Sahiden de başta İran ve Rusya olmak üzere komşularımıza çevrilmiş füze radarıyla tarihi bir dönemeç ve rol aldığımız muhakkaktı.
Bu arada 8 Mart'ta Veli Ağbaba'nın da aralarında olduğu 10 CHP'li kadın milletvekili Kürecik'teki radar üssüne girmek için sırasıyla Genelkurmay Başkanlığı'na, Milli Savunma Bakanlığı ve Dışişleri Bakanlığı'na yaptıkları müracaatlara gelen tüm cevaplar 'yetkimiz yok' olmuştu.Tabii ki Kürecik'e giden milletvekillerinin üsse yaklaşmasına bile çevresinde konuşlanmış jandarma robocop'lar izin vermemişlerdi.
Ayrıca çarşamba günü Hürriyet Gazetesi'nin Washington'daki bazı Pentagon yetkilileri ve Füze Yanlısı Birlik isimli STK'nın başkanına dayanarak yaptığı haberde
radar sisteminin korunmasızlığı ve savunmasızlığı bir kez daha ortaya çıkmıştı.

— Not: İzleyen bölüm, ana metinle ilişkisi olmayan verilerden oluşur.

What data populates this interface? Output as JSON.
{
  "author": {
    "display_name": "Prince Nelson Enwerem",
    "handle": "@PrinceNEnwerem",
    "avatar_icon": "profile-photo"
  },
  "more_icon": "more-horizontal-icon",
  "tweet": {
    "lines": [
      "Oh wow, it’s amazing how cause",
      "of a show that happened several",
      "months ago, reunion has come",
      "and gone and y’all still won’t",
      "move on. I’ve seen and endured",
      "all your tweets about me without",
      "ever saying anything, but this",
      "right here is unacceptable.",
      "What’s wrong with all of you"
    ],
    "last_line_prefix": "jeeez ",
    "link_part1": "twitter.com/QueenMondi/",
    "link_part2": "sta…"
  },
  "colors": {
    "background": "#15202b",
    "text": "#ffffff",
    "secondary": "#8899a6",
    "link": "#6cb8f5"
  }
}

Yani radara herhangi bir saldırı söz konusu olursa topraklarımızda ne radarı ne de Kürecik'i koruyan bir füze savunması vardı.Türkiye'nin Patriotları maalesef Kürecik'teki TPY-2 radar sistemine entegre değildi...
Ayrıca 200 milyon dolarlık radar NATO Füze Kalkan Sistemi olarak tanıtılmasına rağmen sistem henüz NATO bünyesinde yer almıyordu...
Dün
Çiğdem Toker AKŞAM'daki
'Kürecik'te neler oluyor?' başlıklı yazısında Milli Savunma Bakanlığı'nın Kürecik'te Amerikan askerleri için üst teknolojik donanımlı kışla yapımı için açtığı ihaleyi alan firmayı aradığını yazıyordu.
Ama Toker'in hizmet anlaşmasıyla ilgili sorularına firmanın '
gizlilik sözleşmesi' gereğince cevaplayamamıştı...
Toker yazısının sonunda şu kritik soruyu soruyor ve
'Eğer radar üssünü açıklandığı gibi ABD değil NATO kuruyorsa neden Türkiye, ABD büyükelçisiyle 'mahrem' bir anlaşma imzalıyor' diyordu...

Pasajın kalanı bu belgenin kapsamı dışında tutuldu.